花彩便りVol.14 中富良野音頭でドドントネ

  ハァー 眺め一番 盆地は碁盤
  トラクター千台 ヤレコノ こだまして
  土のまつりだ ヒバリの歌だ
  葵太鼓で ドドントネ(ソレ)


◆心たのしい唄とおどり
 昭和54年、成長を続けていた日本経済もオイルショックを契機に、低成長の時代がやって来ました。中富良野でも、昭和46年から稲作転換事業が始まり、現在に至るまで農業経営は厳しい時代を迎えることになります。
 農家人口の減少、過疎化が進む中、町民の一体感を育てるためさまざまな取り組みが行われました。その一つとして、昭和55年には、町民が輪になって踊れる「中富良野音頭」が作られました。これは、だれもが親しめる町の音頭として公募によって選ばれた歌詞に曲と振りが付けられたものです。
 この、「中富良野音頭」を全町に普及させるため、文化協会の舞踊サークルのみなさんが各地区に出向いて指導にあたりました。
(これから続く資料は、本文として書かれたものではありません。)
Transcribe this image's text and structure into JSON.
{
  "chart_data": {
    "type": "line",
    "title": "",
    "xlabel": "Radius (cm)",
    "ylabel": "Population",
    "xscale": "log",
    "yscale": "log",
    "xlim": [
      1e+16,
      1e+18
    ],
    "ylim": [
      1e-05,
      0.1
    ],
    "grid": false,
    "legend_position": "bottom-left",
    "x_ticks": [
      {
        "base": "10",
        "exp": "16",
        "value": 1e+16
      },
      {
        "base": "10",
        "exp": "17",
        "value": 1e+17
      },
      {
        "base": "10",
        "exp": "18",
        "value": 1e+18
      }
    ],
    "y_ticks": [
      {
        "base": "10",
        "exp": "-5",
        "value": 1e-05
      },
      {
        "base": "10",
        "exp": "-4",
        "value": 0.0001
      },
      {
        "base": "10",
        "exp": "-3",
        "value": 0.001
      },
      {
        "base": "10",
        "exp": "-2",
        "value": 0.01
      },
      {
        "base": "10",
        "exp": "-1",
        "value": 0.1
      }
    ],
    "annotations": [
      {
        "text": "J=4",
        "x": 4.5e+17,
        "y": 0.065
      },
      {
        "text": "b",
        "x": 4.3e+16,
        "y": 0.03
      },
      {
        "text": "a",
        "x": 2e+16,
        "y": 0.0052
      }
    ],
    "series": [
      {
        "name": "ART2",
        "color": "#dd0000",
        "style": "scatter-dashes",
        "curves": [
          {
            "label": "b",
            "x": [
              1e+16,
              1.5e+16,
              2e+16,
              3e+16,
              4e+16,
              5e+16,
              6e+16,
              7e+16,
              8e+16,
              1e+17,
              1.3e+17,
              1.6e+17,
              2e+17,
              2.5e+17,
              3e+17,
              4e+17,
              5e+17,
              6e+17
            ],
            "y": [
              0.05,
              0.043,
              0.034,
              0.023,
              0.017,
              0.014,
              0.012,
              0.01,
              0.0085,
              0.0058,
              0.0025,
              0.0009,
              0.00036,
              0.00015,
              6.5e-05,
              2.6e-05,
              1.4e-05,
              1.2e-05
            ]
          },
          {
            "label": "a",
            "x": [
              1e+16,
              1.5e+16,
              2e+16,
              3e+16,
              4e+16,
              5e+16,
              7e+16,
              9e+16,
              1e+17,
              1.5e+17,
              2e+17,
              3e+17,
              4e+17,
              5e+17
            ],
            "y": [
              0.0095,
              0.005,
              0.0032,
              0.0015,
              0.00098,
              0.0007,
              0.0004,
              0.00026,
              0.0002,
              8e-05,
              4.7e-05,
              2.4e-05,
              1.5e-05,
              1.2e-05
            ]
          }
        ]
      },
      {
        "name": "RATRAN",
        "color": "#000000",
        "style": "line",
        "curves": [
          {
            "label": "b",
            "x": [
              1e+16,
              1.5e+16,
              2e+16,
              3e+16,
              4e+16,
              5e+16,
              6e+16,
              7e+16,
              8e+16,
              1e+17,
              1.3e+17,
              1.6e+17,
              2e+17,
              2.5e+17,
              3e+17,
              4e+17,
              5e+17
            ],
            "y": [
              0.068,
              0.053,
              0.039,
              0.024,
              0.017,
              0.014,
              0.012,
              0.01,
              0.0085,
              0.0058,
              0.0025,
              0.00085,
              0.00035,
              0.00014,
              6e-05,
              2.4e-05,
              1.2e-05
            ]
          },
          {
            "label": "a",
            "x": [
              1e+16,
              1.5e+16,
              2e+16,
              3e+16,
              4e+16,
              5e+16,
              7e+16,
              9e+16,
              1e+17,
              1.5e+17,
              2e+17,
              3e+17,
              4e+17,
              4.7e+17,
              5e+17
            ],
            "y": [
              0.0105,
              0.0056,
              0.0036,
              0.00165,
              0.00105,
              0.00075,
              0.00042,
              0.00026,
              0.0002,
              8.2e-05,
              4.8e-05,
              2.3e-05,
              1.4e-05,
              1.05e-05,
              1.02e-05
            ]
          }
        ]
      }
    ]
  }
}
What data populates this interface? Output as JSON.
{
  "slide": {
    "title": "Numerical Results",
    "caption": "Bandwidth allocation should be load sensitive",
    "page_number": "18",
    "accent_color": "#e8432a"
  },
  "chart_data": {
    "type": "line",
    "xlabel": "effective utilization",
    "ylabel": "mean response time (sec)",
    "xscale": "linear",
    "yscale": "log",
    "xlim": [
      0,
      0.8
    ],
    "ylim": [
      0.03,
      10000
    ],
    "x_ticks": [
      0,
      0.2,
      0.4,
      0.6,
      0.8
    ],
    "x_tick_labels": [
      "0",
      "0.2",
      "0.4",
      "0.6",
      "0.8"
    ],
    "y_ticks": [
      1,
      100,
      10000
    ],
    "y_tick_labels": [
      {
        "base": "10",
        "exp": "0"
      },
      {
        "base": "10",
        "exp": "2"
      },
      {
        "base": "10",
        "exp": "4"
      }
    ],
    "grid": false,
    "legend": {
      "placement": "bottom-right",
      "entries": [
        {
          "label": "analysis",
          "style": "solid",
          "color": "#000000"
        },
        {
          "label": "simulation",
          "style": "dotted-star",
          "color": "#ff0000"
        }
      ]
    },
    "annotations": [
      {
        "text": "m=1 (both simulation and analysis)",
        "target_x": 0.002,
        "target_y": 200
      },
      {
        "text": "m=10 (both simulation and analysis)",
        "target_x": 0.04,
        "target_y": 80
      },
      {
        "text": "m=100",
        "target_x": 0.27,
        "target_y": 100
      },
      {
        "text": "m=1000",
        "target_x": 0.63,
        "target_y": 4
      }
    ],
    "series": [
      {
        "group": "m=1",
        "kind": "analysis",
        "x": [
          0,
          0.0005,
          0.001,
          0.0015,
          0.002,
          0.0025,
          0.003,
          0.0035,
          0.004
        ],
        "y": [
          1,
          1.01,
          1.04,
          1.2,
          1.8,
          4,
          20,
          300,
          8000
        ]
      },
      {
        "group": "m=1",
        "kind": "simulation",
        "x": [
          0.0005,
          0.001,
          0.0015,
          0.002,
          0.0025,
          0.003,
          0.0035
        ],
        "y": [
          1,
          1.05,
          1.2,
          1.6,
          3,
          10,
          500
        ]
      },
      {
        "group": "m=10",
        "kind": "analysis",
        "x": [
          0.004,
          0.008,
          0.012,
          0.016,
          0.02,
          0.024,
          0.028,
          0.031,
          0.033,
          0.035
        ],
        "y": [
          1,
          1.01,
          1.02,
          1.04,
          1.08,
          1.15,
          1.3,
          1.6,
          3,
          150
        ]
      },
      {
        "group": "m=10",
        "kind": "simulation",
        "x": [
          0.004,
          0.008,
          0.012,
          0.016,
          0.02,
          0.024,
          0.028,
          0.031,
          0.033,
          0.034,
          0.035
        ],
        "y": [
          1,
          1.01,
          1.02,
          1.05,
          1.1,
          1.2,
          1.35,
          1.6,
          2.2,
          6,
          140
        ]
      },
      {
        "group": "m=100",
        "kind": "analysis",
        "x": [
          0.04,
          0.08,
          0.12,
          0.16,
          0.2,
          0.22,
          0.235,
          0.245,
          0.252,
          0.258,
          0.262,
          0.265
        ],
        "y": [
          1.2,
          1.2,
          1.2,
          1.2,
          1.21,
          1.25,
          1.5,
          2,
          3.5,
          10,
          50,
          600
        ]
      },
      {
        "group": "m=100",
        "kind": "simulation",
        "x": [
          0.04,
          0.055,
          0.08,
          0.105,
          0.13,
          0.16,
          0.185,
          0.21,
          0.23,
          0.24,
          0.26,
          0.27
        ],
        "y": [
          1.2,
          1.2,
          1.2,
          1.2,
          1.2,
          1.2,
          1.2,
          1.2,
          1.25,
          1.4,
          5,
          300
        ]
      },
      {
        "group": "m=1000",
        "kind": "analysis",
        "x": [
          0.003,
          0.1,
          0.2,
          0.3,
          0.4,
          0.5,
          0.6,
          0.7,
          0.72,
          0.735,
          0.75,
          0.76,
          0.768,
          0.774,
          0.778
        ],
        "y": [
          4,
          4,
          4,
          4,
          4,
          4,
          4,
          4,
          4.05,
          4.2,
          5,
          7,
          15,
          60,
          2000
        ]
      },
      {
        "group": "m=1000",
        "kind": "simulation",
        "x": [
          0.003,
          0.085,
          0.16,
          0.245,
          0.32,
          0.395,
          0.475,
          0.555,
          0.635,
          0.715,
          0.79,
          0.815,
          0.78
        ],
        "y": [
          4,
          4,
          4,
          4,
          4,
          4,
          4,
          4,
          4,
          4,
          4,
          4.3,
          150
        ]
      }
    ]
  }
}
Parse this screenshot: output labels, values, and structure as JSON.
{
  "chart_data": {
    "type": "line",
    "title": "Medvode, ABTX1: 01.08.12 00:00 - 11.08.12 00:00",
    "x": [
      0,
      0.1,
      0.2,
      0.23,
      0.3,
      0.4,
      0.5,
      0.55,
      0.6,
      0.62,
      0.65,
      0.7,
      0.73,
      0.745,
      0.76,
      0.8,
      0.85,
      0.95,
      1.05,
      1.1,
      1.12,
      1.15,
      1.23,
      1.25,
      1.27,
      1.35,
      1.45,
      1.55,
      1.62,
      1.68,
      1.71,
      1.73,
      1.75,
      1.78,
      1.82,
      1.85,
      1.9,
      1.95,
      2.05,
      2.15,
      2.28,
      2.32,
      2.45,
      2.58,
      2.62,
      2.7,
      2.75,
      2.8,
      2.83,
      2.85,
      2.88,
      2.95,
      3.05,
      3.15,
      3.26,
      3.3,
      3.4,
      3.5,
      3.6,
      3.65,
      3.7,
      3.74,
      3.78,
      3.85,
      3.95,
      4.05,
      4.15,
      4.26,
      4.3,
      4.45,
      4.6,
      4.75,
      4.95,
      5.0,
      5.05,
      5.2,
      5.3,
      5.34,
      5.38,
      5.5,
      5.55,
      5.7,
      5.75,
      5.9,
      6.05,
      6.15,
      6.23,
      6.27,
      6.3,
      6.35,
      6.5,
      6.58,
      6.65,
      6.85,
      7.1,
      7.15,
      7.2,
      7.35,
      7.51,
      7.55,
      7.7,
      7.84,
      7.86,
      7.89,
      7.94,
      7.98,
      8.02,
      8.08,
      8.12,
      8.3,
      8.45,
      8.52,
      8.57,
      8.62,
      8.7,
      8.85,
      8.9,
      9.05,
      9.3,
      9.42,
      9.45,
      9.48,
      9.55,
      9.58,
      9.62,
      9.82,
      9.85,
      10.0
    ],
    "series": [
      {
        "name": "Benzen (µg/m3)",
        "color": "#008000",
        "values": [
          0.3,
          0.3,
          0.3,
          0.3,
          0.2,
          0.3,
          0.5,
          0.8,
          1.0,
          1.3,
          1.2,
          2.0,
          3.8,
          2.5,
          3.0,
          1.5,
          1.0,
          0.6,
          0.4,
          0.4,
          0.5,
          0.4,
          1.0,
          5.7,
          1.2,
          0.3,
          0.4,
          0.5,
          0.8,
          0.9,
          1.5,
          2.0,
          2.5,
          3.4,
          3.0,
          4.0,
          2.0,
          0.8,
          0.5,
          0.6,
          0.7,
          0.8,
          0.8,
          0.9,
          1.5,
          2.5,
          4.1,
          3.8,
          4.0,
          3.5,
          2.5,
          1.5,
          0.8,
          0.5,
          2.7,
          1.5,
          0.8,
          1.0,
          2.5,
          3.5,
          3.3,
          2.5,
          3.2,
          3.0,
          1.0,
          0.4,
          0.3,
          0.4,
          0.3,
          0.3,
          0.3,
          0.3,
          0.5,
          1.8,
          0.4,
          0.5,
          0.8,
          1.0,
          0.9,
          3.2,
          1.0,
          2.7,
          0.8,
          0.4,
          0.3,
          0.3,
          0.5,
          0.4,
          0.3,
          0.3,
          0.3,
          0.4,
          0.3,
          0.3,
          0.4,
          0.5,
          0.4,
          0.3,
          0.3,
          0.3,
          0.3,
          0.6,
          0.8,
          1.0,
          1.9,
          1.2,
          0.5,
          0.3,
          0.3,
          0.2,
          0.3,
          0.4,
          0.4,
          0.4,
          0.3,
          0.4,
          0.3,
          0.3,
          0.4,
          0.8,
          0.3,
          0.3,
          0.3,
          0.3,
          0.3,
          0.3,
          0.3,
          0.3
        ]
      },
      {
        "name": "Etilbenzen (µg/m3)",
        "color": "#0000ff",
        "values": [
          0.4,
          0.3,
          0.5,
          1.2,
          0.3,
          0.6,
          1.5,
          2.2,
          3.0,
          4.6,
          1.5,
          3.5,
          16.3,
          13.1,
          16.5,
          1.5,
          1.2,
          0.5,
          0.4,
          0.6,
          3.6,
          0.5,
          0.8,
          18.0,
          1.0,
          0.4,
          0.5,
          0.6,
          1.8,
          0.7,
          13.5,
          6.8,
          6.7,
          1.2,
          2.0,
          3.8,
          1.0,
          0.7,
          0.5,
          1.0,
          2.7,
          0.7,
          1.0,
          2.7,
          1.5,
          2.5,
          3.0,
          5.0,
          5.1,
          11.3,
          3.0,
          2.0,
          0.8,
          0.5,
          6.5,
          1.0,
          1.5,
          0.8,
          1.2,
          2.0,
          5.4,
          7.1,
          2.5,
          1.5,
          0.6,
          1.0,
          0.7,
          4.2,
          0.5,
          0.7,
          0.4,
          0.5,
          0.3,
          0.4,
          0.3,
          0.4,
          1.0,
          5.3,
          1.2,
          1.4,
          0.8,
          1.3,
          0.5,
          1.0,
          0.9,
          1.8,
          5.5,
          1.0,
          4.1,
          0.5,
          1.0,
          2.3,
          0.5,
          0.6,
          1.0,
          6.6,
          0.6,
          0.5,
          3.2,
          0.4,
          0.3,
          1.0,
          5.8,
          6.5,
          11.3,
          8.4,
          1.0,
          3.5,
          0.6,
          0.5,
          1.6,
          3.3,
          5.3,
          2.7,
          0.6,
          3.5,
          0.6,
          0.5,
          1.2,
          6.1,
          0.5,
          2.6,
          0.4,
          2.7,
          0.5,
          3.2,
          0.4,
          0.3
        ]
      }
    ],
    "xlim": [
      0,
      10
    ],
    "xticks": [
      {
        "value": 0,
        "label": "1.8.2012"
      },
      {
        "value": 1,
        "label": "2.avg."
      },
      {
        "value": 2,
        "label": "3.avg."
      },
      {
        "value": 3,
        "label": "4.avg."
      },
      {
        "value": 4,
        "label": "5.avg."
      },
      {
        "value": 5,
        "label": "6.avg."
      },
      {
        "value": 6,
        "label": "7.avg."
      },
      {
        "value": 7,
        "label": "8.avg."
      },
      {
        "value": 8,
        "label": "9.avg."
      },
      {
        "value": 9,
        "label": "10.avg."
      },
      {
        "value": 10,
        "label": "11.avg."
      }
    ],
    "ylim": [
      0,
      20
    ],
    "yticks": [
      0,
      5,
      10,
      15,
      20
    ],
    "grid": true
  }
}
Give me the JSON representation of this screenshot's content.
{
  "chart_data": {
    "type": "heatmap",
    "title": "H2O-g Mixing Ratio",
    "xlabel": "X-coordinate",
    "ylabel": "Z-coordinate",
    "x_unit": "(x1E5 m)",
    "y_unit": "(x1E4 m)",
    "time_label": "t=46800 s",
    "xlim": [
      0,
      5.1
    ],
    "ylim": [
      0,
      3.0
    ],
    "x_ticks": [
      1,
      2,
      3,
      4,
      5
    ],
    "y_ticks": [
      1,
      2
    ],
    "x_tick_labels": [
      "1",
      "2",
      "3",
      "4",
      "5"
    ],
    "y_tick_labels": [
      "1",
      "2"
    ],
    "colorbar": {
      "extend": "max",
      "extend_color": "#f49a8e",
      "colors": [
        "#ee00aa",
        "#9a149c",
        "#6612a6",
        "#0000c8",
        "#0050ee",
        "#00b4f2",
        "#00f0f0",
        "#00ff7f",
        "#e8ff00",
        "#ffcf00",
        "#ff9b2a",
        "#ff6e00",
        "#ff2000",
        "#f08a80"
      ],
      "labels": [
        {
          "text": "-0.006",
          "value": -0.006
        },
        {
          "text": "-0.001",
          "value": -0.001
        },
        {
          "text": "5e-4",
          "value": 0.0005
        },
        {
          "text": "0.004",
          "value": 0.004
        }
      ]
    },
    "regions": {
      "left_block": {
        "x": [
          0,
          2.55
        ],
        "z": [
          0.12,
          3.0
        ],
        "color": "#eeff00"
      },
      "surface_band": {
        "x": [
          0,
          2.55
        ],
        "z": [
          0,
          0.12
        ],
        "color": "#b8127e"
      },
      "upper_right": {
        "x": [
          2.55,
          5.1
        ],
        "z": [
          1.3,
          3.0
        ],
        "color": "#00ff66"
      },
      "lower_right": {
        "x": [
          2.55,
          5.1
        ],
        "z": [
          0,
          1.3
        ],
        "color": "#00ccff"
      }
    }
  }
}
集会所には夜更けから「中富良野音頭でドドントネ・・・」という唄が流れ、町民の気持ちを活気づけたのでした。

◆君とドライブ ハンドルまかせ
 「中富良野音頭」は、町民体育大会などの全町的な行事のアトラクションで披露されました。二重、三重の輪になって踊られる「中富良野音頭」は壮観なものでした。ちなみに、二番は次のよう歌詞です。
  ハァー 君とドライブ ハンドルまかせ
  アスレチックは ヤレコノ北星山
  キャンプまつりだ みんなの唄だ
  葵太鼓で ドドントネ(ソレ)

 たまたま、出席していた警察関係者が、音頭を見終わり帰る折りに、「交通安全上、ハンドルまかせとはいかがなものか?」と言ったとか。それを聞いた人が、「楽しく踊っているのに大人げない」と言ったとか、言わなかったとか。